Rédigé par Dissidence Française

www.la-dissidence.org

(3 commentaires)

  1. La dernière fois qu’en petit provincial, je suis « monté » à la capitale, Paris, j’ai eu la « chance » de visiter le centre Pompidou. La vache ! Pour de l’art « moderne » ! La vache ! Je n’ai pas été déçu ! Et en plus j’ai payé mon ticket d’entrée !!! La haine !

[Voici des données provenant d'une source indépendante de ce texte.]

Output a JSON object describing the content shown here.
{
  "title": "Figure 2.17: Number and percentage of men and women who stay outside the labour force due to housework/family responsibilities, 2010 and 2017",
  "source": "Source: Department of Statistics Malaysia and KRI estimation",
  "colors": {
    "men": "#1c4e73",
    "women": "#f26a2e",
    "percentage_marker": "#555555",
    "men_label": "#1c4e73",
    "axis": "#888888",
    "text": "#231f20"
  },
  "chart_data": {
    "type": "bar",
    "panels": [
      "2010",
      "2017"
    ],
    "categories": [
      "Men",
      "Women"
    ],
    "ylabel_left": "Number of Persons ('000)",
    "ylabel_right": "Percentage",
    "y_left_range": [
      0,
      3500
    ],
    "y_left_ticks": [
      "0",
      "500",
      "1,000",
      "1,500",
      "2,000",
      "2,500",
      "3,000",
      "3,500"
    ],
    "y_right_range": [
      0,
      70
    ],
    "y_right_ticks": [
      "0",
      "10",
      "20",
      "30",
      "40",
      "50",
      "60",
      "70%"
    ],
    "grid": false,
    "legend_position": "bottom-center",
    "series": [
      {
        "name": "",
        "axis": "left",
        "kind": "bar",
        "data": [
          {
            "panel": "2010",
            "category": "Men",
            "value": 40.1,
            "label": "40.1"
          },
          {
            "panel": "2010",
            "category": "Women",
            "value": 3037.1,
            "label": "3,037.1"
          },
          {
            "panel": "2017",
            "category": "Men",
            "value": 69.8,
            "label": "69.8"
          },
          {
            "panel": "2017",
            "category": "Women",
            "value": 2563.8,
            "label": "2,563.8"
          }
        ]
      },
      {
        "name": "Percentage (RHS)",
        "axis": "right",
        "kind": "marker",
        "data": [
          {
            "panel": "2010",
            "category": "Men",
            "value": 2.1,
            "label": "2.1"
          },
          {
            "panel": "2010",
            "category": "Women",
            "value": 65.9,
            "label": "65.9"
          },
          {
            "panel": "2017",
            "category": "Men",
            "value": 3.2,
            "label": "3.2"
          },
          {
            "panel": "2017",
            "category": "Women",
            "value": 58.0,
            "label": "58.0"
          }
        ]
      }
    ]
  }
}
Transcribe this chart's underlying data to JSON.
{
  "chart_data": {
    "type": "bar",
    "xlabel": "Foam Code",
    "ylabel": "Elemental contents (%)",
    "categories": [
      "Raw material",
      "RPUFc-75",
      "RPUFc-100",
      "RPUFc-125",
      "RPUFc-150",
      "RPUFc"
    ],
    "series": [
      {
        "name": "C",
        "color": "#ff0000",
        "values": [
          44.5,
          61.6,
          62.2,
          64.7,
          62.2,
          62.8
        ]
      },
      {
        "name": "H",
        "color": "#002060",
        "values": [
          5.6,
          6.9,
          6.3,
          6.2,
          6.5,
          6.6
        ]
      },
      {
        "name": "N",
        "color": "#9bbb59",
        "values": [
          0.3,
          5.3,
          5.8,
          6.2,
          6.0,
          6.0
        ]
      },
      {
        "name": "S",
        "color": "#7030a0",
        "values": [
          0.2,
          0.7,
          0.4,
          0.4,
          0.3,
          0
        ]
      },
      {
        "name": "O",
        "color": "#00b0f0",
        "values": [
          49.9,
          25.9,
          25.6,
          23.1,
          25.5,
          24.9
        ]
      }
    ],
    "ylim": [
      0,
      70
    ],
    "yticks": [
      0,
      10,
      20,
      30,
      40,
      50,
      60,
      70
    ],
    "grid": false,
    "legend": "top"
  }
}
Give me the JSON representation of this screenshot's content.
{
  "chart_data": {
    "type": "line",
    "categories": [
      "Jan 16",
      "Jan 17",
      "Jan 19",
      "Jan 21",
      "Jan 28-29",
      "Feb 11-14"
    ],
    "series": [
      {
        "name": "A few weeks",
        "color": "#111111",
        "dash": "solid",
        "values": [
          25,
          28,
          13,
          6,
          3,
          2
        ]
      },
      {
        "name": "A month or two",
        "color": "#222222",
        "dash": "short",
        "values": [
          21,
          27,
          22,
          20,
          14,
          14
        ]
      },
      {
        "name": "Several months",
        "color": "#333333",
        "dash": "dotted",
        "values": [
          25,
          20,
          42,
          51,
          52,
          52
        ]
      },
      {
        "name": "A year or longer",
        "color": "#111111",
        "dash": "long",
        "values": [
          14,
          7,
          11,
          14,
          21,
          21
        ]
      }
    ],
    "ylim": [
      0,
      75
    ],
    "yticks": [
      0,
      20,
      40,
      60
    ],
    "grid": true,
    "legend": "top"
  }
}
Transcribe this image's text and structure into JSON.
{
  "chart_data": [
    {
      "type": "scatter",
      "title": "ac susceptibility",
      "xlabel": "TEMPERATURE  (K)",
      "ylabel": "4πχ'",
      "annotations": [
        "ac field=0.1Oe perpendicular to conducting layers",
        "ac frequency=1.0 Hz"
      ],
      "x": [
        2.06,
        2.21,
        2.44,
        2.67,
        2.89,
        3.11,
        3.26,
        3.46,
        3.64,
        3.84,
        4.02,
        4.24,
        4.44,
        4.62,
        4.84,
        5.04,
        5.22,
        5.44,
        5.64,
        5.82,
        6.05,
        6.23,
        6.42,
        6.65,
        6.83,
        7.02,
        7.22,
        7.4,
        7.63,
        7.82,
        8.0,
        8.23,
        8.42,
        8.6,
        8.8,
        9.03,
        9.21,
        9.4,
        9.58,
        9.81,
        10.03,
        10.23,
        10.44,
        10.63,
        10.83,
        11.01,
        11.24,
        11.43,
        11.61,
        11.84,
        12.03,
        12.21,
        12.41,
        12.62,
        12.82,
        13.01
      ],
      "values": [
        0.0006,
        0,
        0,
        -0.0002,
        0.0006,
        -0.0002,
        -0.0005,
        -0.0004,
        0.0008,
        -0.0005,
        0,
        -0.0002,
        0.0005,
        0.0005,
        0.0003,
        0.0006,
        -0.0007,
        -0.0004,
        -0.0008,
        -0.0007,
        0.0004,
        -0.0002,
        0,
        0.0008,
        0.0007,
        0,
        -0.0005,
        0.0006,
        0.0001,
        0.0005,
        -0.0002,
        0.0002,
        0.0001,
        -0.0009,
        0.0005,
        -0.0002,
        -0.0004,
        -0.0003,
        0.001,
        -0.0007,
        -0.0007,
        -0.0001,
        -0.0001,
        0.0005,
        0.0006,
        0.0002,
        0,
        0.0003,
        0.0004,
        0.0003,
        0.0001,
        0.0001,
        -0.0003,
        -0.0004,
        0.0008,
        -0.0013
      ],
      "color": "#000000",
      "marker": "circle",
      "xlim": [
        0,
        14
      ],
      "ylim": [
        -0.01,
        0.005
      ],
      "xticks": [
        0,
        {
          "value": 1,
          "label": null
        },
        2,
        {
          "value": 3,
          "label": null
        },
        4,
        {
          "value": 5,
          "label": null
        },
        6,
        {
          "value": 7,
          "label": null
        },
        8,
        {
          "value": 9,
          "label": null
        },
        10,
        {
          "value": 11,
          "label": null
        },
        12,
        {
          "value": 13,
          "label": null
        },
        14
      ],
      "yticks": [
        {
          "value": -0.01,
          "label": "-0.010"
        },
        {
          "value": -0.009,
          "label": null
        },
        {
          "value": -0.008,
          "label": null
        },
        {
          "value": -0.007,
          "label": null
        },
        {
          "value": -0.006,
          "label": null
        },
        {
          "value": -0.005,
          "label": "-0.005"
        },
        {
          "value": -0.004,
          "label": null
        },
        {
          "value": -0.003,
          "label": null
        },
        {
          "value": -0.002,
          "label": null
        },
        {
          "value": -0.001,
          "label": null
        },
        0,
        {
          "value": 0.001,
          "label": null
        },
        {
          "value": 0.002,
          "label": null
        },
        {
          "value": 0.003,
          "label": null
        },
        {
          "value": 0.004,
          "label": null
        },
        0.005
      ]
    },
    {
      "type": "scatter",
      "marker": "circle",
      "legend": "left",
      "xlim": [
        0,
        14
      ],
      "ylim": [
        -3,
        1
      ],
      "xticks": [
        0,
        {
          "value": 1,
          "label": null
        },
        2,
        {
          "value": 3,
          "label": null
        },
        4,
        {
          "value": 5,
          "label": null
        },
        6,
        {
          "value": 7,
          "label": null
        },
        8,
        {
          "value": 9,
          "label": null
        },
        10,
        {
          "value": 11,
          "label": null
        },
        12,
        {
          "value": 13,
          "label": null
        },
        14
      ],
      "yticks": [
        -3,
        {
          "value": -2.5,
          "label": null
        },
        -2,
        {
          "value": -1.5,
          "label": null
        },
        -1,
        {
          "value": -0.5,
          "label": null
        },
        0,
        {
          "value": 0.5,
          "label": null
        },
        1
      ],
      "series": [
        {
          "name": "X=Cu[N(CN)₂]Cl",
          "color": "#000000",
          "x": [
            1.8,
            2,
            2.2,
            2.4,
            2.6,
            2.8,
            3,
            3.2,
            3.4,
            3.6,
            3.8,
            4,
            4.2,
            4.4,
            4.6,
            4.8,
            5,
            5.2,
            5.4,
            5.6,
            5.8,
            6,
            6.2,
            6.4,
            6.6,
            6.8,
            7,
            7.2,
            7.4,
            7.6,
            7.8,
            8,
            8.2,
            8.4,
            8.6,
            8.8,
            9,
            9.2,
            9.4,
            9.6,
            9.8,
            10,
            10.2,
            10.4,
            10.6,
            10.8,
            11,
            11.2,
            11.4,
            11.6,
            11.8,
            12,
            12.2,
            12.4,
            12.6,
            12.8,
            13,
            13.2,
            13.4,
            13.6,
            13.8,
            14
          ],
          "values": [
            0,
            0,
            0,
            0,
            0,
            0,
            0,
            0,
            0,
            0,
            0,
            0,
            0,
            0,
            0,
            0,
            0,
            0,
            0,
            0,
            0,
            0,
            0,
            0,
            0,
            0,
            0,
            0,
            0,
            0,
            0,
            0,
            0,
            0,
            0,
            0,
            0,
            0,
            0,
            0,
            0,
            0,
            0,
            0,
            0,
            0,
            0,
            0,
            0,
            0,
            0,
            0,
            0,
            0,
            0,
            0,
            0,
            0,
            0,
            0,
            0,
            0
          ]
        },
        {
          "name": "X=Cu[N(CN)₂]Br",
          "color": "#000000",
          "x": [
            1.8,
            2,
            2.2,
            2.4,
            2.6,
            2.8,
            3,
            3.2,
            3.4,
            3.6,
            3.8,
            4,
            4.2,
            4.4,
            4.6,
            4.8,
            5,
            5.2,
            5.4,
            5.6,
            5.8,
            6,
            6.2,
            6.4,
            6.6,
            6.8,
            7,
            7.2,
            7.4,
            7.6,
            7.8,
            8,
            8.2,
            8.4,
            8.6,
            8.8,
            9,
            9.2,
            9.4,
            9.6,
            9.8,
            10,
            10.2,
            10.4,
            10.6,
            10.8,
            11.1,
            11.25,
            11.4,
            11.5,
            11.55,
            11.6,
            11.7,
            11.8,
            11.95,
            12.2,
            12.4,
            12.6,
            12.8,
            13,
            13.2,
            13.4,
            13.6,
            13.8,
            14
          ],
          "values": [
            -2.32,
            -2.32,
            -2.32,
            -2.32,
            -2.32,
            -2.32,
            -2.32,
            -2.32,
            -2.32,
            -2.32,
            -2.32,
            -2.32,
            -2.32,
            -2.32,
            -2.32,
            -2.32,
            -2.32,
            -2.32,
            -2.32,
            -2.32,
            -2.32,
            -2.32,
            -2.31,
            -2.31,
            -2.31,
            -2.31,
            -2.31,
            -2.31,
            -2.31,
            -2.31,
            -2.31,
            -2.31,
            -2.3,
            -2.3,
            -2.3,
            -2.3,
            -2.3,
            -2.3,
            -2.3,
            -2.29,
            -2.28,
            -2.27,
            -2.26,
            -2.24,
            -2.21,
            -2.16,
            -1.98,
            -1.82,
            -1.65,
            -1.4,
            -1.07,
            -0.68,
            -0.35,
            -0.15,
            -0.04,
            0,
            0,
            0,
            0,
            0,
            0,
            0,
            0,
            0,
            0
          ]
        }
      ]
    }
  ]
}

  2. L’approche est la même que Laurent Lauzon qui mentionne la problématique de L’«immgration» et les trois options politiques.
    Nous critiquons mais nous ne trouvons pas vraiment de solution car nous ne voulons pas prendre la responsabilité du choix et ses consséquences.
    De toute façon l’organisation tant architecturale que sociale a telle besoin d’une politique du savoir faire?
    La réponse vous l’avez dans vos propos. Elle conçoit que l’organisation, dans toutes ses dimensions, est défectueuse.
    C’est la théorie du champignon… de rien, vite et disparaît.
    C’est aussi la théorie de l’industrie mais à plus ou moyen-long terme que pour laisser sa marque (affectante)sur le territoire et la population impliquée.
    Mais une autre théorie est celle du «ghetto» que produit les mouvements des populations que l’on intègre au territoire par une politique de remplacement de l’acquis pour du sang neuf où l’on en sort le meilleur pour en marginaliser le reste.
    Effectivement, on accepte ce procéder quand on sent qu’on est de la partie et en profite. Cependant, advenant un crise la tendance normale est de ne pas se voir rejeté et dépourvu de moyens. Là commence le politisé affecté par l’organisation en place. Le particulier se confronte au public et veut avoir gain de cause sur l’organisation, du moins, ne veut pas se voir marginalisé.
    Ceci est une nourriture intellectuelle de combat, de la dualité, de la démocratie etc., où, nécessairement et mathématiquement se résout par un plus et un moins, par un perdant et un gagnant. Ce résultat est aussi éphémère que l’îlot de demeures en séries qui a une demie durée de vie d’homme qu’on implante en dortoirs et à proximité d’un centre commerciale plutôt que le centre social d’antan.
    La vie ne change pas ni le monde mais l’homme oui et selon son appréciation. Mais cette dernière est au stade de «vite ça presse». On demande! Ça demande de l’énergie. Et plus la vitesse est grande moins est grande l’action pour devenir qu’un flash passant dans la mémoire. Mais au nombre de flash(s) qui passe dans la mémoire mensuellement ou annuellement ou, encore, dans une vie fait en sorte qu’on s’habitue à la manière de la grenouille qui ne sait pas que l’eau a passée du froid au chaud pour ainsi s’endormir pour de bon. Seul le flash à sensation tient éveillé la dynamique de l’homme d’aujourd’hui. Il y a aussi l’institution à laquelle on s’accroche en autant qu’elle s’attache à moi. Ensuite, il y a le groupement de contestation qui struture une autre forme de dynamique mais qu’aujourd’hui ne demande que du changement.
    Il est donc clair que tout est bâtit sur du faux, du sans fondement ni fondation et que pour de l’éphémère: produit à la consommation pour le consommateur. Mais ce qui disparaît de la consommation ne disparaît pas pour autant pour avoir devenu du luxe et pour une élite que l’on ne voit non plus et ayant son club sélectif.
    C’est une autre forme de marginalisation mais, celle-là, volontaire et ne voulant, surtout pas partager avec son extérieur sa façon de vivre qui, devenue de tous, un secret, un mystère, une mystique des deux mondes parallèles.
    La théorie de la loi démocratique fondée sur la dualité que transporte en son sein la force intellectuelle qui soutient la démarche du positivisme comme celle animisme que transpire la pensée transhumaine d’aujourd’hui quand nous sommes pas encore sortie de la pensée «Gaïa», «New-Âge» sont la des faux-fuyants de sorte à s’adonner qu’au passagé, qu’aux modes, qu’à l’éphémère. C’est le moi qui a comme jouissance le «maintenant ou jamais» et celà ne dure qu’une vie «hédoniste» dont sa vie ne peut être que virtuelle.

  3. Tout est dit dans votre premier paragraphe.

    Le reste de votre raisonnement vous amène donc tout naturellement à proposer une solution, PARMIS D’AUTRES SOLUTIONS, de « gestion » du problème.

    Tout est dit dans votre premier paragraphe.

    Pour ma part j’envie votre style et votre prose très claire.